09/30/2007: "Fall Flavors"


Last spring, I harassed Nate a little bit about how much I love pumpkins, and how he won't grow them for me. Oh sure, he grows yummy little sugar pie pumpkins, but I wanted a jack-o-lantern, fresh from the farm. So imagine my surprise when about two months ago I asked Nate what the little green globe squash were and he informed me that they were pumpkins, BIG pumpkins! They are not GIANT pumpkins, which would interfere with his careful breeding projects. However they are field pumpkins that he needed for a breeding cross. Oh the surprises you get when you're a farm wife! So I have my jack-o-lantern already picked out, and hopefully Kurt's daughters and my nieces and nephew will all be able to pick out a pumpkin from the patch soon.
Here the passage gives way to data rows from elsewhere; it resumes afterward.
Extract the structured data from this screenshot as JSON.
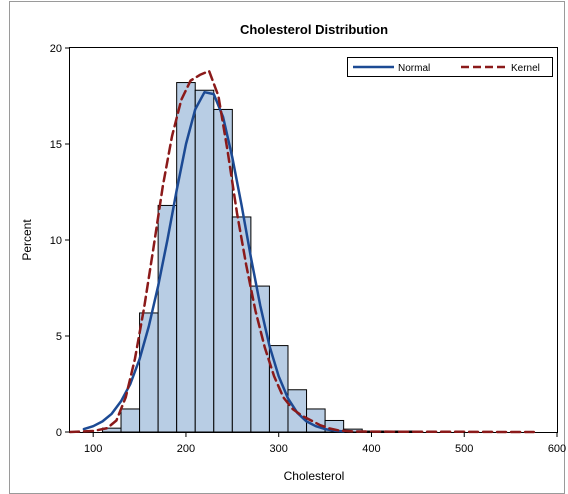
{
  "chart_data": {
    "type": "bar",
    "title": "Cholesterol Distribution",
    "xlabel": "Cholesterol",
    "ylabel": "Percent",
    "xlim": [
      75,
      600
    ],
    "ylim": [
      0,
      20
    ],
    "x_ticks": [
      100,
      200,
      300,
      400,
      500,
      600
    ],
    "y_ticks": [
      0,
      5,
      10,
      15,
      20
    ],
    "histogram": {
      "bin_width": 20,
      "bin_starts": [
        110,
        130,
        150,
        170,
        190,
        210,
        230,
        250,
        270,
        290,
        310,
        330,
        350,
        370,
        390,
        410,
        430
      ],
      "values": [
        0.2,
        1.2,
        6.2,
        11.8,
        18.2,
        17.8,
        16.8,
        11.2,
        7.6,
        4.5,
        2.2,
        1.2,
        0.6,
        0.15,
        0.05,
        0.05,
        0.05
      ],
      "fill": "#b8cde4",
      "stroke": "#000000"
    },
    "series": [
      {
        "name": "Normal",
        "style": "solid",
        "color": "#1c4a94",
        "x": [
          90,
          100,
          110,
          120,
          130,
          140,
          150,
          160,
          170,
          180,
          190,
          200,
          210,
          220,
          230,
          240,
          250,
          260,
          270,
          280,
          290,
          300,
          310,
          320,
          330,
          340,
          350,
          360,
          370
        ],
        "y": [
          0.15,
          0.3,
          0.55,
          0.95,
          1.6,
          2.5,
          3.8,
          5.5,
          7.6,
          10.0,
          12.6,
          15.0,
          16.8,
          17.7,
          17.6,
          16.4,
          14.3,
          11.8,
          9.1,
          6.6,
          4.5,
          2.9,
          1.75,
          1.0,
          0.55,
          0.3,
          0.15,
          0.07,
          0.03
        ]
      },
      {
        "name": "Kernel",
        "style": "dashed",
        "color": "#8b1a1a",
        "x": [
          75,
          100,
          115,
          125,
          135,
          145,
          155,
          165,
          175,
          185,
          195,
          205,
          215,
          225,
          235,
          245,
          255,
          265,
          275,
          285,
          295,
          305,
          315,
          325,
          335,
          345,
          355,
          365,
          380,
          400,
          450,
          500,
          550,
          575
        ],
        "y": [
          0,
          0.05,
          0.2,
          0.6,
          1.8,
          3.8,
          6.5,
          9.6,
          12.8,
          15.4,
          17.3,
          18.3,
          18.6,
          18.8,
          17.5,
          14.6,
          11.4,
          8.7,
          6.3,
          4.4,
          2.9,
          1.8,
          1.2,
          0.85,
          0.6,
          0.35,
          0.18,
          0.08,
          0.03,
          0.02,
          0.01,
          0.01,
          0.0,
          0.0
        ]
      }
    ],
    "legend": {
      "position": "top-right",
      "entries": [
        "Normal",
        "Kernel"
      ]
    },
    "grid": false
  }
}
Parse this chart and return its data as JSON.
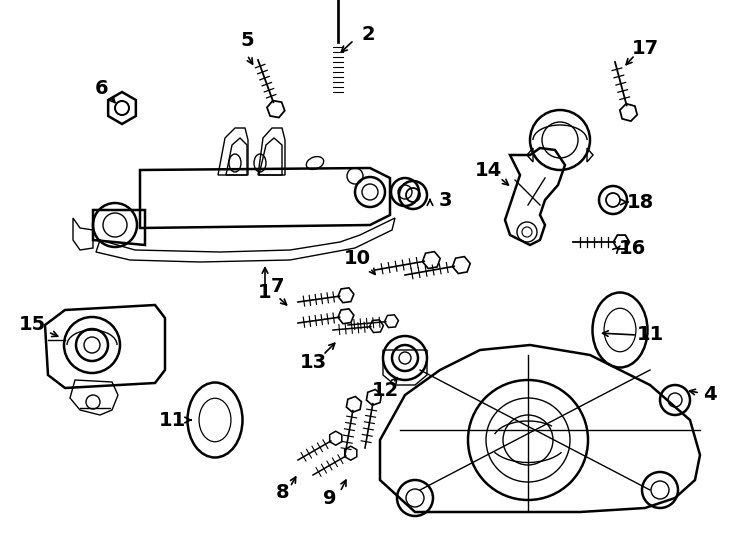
{
  "bg_color": "#ffffff",
  "line_color": "#000000",
  "lw_main": 1.8,
  "lw_thin": 1.0,
  "label_fs": 14,
  "figw": 7.34,
  "figh": 5.4,
  "dpi": 100
}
The powdery mildew is splotching the vines, and will eventually kill the plant. Then with a light frost it will be time to harvest!
threepumpkins (254k image)



This is a Tahitian melon squash. Apparently it's fairly rare, can be eaten as a winter squash or a summer squash, and is very resistant to powdery mildew. We're eager to try it.
tahitianmelon (260k image)

Nate harvested the last of the corn. The crop was 2-3 times as large as last year's crop, and the ears more uniform in color, shape, and size. The stalks all dried down, so Nate prepared the ground for next year by tilling in the stalks, adding soil amendments, then planting wheat and pasture mix.
oldcorn (249k image)

He's also tilled the garden plot for next year and has sown a crimson clover cover crop. Hopefully, the clover will fix nitrogen into the soil, as well as prevent nutrients from leaching out of the soil in the soggy winter. It should also be much easier to till the clover in in the spring time, rather than break sod. We're crossing our fingers, too, and hoping that the crimson clover will help keep the weed population under control.
freshtilled (218k image)

Nate also harvested the Black Coco dry beans. He brought the nearly dried pods into the cowshed when the first rain clouds threatened, and allowed them to dry there. Once dry, he set up a threshing system. First he put all of the dried plants on a tarp, and "whacked them with an ax handle". He then tried to separate the beans from the pods, sifting them in front of a fan.
natethreshing1 (256k image)

He kept working at it, slowly removing the dried outer layers.
natethreshing2 (257k image)

A few more passes in front of the fan, and he was close to a beautiful crop of shiny black beans. Nate grew about 80 row feet of the beans, and that yielded just about a gallon of food! Not bad, and I think we'll be doing it again next year.
natethreshing3 (238k image)

Winter-cat likes to walk down to the garden, and her curiosity about the pig is fairly amusing.
winternpig (269k image)

The pig is getting bigger, and fatter. He's been enjoying the excess melons Nate's grown (who knew you couldn't eat more than three melons a day?!) as well as whatever else he can get into his snout. The neighbor grew an acre of sweet corn, so occasionally we cross the fence (with permission) and grab a few ears for piglet. He seems to enjoy that too.
piggiepiggie (271k image)


Nate's gotten all of the potatoes out of the ground. Mmmmmmmm, delicious!
diggingpotatoes (262k image)


And this weekend I decided to do a little canning. Nate and I went to the garden, each of us with an apple picking bag. We both filed our bags with red ripe Amish Paste tomatoes. The countertop was covered in tomatoes! So I made several pints and quarts of both tomato chunks and tomato sauce. It's gratifying to remember making the soil blocks, stumbling over the light and heating pad in the kitchen, then moving them outside, sometimes forgetting the water, sometimes remembering, all in eager anticipation of a few red ripe fruits. And now we have more than we could possibly eat! Such wealth.